It has been neglected not least because in studying the history of political ideas we have narrowly circumscribed our subject and our evidence. We have sought inappropriately for systematised thought in formal theoretical treatises. So to confine the history of ideas is to pass over other rich documents – as well as histories, poems and plays, proclamations and pictures, ceremonies and other cultural practices – from which we may study political attitudes and debates. It is, then, no accident that some of the most exciting recent discoveries in the history of political ideas have been made by historians of culture, not all of them writing from within the historical academy. In Theatre and Crisis, (Cambridge University Press, 1984), for example, Martin Butler recently uncovered incisive examinations of political ideas in the drama of Caroline England. Roy Strong in Art and Power (Boydell, 1984) furthered his work on the political values and ideas symbolically represented in masque and festival. And most recently and most extensively, Malcolm Smuts has elucidated the political philosophy that informed court culture and especially the philosophy that inspired Inigo Jones' political architecture through a study of Jones' marginalia to Aristotle's Ethics, Plutarch's Moral Works, Polybius and the Italian philosopher Piccolimini. (Smuts, Court Culture and The Origins of a Royalist Tradition in Early Stuart England, Philadelphia, 1987). Like the Aristotelians of Elizabethan Oxford, Jones drew on but also interpreted and adapted his sources. The imitation of the classics was not slavish in Renaissance England. It is the shaping force of classical sources and their interpretation in the light of circumstance and other influences that we now need to study across the spectrum of cultural and political life.

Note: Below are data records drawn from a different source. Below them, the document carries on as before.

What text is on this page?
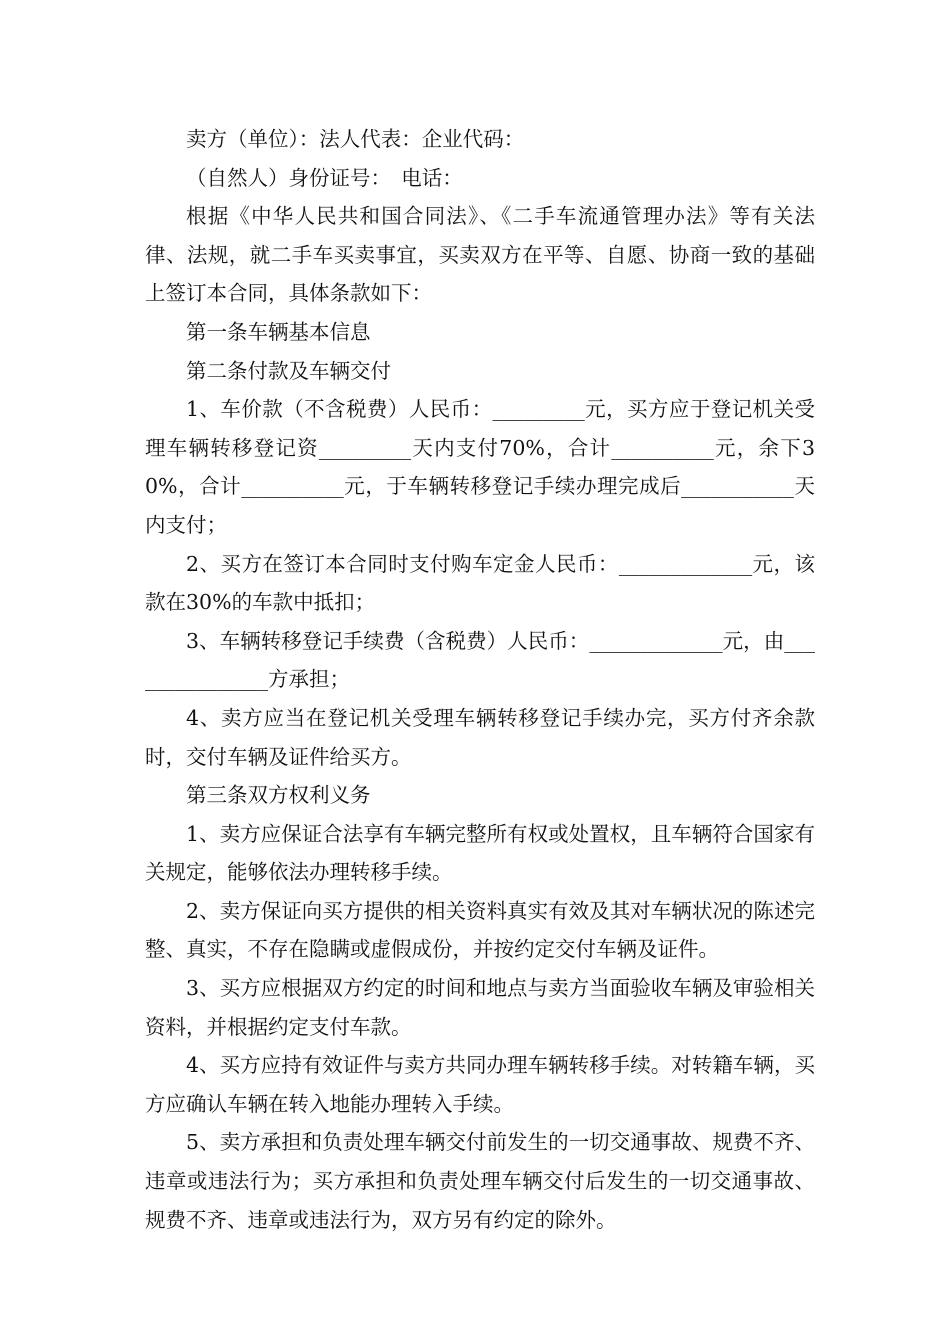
卖方（单位）：法人代表：企业代码：

（自然人）身份证号：　电话：

根据《中华人民共和国合同法》、《二手车流通管理办法》等有关法律、法规，就二手车买卖事宜，买卖双方在平等、自愿、协商一致的基础上签订本合同，具体条款如下：

第一条车辆基本信息

第二条付款及车辆交付

1、车价款（不含税费）人民币：_________元，买方应于登记机关受理车辆转移登记资_________天内支付70%，合计__________元，余下30%，合计__________元，于车辆转移登记手续办理完成后___________天内支付；

2、买方在签订本合同时支付购车定金人民币：_____________元，该款在30%的车款中抵扣；

3、车辆转移登记手续费（含税费）人民币：_____________元，由_______________方承担；

4、卖方应当在登记机关受理车辆转移登记手续办完，买方付齐余款时，交付车辆及证件给买方。

第三条双方权利义务

1、卖方应保证合法享有车辆完整所有权或处置权，且车辆符合国家有关规定，能够依法办理转移手续。

2、卖方保证向买方提供的相关资料真实有效及其对车辆状况的陈述完整、真实，不存在隐瞒或虚假成份，并按约定交付车辆及证件。

3、买方应根据双方约定的时间和地点与卖方当面验收车辆及审验相关资料，并根据约定支付车款。

4、买方应持有效证件与卖方共同办理车辆转移手续。对转籍车辆，买方应确认车辆在转入地能办理转入手续。

5、卖方承担和负责处理车辆交付前发生的一切交通事故、规费不齐、违章或违法行为；买方承担和负责处理车辆交付后发生的一切交通事故、规费不齐、违章或违法行为，双方另有约定的除外。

For all the eclecticism and adaptability of the ancient texts, however, their English interpreters of the early seventeenth century appear, for the most part, to have remained conservative. The most conspicuous exception – the justification of rebellion in a series of lectures at Cambridge explicating Tacitus – turns out significantly to have been a Dutchman, the citizen of a country which itself had risen against monarchical authority. In contrast to the French and the Dutch, English political thinkers were generally conservative. Indeed in contrast to the rich body of French texts studied by Professor Salmon (The French Religious Wars in English Political Thought, Oxford University Press, 1959) it is the absence of works of political philosophy, as opposed to political reflections, that is revealing. The English debates of the early Stuart period were not about the fundamental premises – the nature of power and rights, obedience and obligation – but, as John Cooper argued many years ago, about means, about the circumstances in which authority was exercised. It may seem at first that to stress this conservatism is to take us back to the problem posed by Christopher Hill: whence the origins of the radical intellectual ferment of the 1640s?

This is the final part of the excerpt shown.